Do you know if your host agency is financially solvent? Do they have cash reserves to survive the downturn? Do they play the float by slow payment of their agents and their suppliers?  These basic questions have taken a new urgency with the prospects of an extended economic downturn.

Travel agents are constantly advised to know the suppliers they deal with, including their financial status, to avoid bankruptcies and passenger stranding. But few host agencies, including many of the best-managed are candid about their financial condition: a reality that should concern agents.

This lack of transparency – candor and honesty may be better words - lies at the heart of the problems of Joystar/Travelstar who faces bankruptcy and YTB Inc. who has greeted legal action by the attorneys generals of California and Illinois with silence.

While YTB is publicly traded and subject to SEC regulation, so too was Joystar/Travelstar. Yet agents have had to go to a federal bankruptcy court to get a basic accounting of the assets, if any, that Joystar/Travelstar has.

Recent Congressional hearings on the SEC’s oversight powers and competency have underscored the weakness in SEC regulatory powers and procedures. Many observers see the SEC as ineffectual. The alleged Ponzi scheme sponsor Bernie Madoff, who is reported to have bilked the public of $50 billion, underscored this. Madoff was on the board of the National Association of Securities Dealers (NASD) a major securities industry group.

Most certainly, the multilevel and network marketing firms that make online offers of lucrative careers in travel sales should be held accountable with greater transparency and accurate, understandable and verifiable statements of financial conditions.

For the responsible, professional home-based independent agent, the financial integrity of their host is a critical issue. Will commissions due be paid promptly?  What is prompt? Daily, weekly, monthly or longer? Are agents advised of delays? What is excessive? Can they deliver the services promised?

Two major associations – the United Sates Tour Operations Association (USTOA) and the National Tour Association (NTA) have bedrock programs to assure the solvency of tour operator members. Membership is expensive to be sure. But it gives the agent/seller of travel and consumers reasonable and needed assurances.

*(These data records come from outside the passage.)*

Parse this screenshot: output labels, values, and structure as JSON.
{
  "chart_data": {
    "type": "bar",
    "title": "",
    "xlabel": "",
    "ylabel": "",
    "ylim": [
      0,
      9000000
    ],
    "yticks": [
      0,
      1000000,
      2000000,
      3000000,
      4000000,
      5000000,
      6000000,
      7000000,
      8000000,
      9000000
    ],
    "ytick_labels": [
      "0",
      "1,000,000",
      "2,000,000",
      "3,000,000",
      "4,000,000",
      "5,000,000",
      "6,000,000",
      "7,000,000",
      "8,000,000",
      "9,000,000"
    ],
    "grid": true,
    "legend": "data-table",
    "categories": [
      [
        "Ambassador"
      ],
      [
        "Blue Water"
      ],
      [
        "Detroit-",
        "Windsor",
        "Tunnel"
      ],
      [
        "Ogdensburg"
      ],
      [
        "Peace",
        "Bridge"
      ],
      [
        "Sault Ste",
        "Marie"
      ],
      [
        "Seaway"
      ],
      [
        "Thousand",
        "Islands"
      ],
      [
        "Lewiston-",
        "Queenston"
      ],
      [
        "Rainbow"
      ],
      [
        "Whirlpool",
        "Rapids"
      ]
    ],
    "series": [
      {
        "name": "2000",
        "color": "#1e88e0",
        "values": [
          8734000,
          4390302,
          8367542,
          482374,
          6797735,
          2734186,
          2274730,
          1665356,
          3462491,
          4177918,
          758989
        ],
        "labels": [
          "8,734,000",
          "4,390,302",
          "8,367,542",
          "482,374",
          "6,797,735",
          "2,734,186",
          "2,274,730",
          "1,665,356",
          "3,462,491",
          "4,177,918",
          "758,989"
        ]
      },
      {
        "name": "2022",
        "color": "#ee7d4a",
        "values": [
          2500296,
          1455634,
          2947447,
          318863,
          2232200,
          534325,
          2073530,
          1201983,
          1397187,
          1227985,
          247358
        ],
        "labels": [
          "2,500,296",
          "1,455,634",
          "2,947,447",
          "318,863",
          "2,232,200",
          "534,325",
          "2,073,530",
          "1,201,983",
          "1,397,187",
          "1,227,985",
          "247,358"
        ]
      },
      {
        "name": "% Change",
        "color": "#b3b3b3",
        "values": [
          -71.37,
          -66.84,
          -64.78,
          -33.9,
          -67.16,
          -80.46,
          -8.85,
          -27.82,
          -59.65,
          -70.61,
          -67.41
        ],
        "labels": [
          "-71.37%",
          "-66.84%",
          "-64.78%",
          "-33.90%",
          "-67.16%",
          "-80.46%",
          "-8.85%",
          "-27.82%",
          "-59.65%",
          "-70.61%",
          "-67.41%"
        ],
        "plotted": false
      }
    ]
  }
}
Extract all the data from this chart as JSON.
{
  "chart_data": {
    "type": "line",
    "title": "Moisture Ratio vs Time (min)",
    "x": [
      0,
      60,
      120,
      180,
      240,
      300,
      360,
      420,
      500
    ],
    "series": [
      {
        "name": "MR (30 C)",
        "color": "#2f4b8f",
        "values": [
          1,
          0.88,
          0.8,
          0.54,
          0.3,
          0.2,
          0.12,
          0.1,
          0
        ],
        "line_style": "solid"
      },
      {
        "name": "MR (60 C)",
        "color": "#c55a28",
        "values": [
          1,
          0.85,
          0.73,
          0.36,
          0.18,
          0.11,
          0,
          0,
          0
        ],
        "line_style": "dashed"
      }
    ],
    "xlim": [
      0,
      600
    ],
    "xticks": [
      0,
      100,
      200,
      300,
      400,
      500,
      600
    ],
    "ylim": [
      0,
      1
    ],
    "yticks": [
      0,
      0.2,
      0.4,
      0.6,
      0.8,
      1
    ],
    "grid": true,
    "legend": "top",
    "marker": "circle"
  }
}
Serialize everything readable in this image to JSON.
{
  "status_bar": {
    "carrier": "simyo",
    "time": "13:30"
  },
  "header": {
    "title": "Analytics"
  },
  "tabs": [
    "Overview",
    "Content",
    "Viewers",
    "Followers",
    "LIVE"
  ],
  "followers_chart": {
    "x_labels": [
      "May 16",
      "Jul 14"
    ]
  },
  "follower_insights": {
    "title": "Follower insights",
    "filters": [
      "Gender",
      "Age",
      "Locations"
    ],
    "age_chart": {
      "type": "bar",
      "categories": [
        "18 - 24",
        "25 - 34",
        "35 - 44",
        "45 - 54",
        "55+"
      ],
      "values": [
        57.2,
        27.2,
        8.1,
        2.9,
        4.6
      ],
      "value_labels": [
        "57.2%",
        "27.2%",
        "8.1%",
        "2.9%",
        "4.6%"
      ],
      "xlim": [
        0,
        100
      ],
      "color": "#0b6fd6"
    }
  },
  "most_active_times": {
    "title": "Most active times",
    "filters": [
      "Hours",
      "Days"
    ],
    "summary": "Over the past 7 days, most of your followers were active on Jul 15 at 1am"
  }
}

Financial stability also impacts the host’s ability to invest in marketing, technology and training essential to independent agents and to the host’s ability to deliver quality services. A solid reference point for home based independent agents and hosts is the Professional Association of Travel Hosts (PATH).

A host agency’s financial integrity should not be an after thought but at the heart of its agent recruitment and retention program. One of the few benefits of the current economic crisis may be encouraging greater candor and transparency in financial reporting in an industry where trust and integrity is paramount.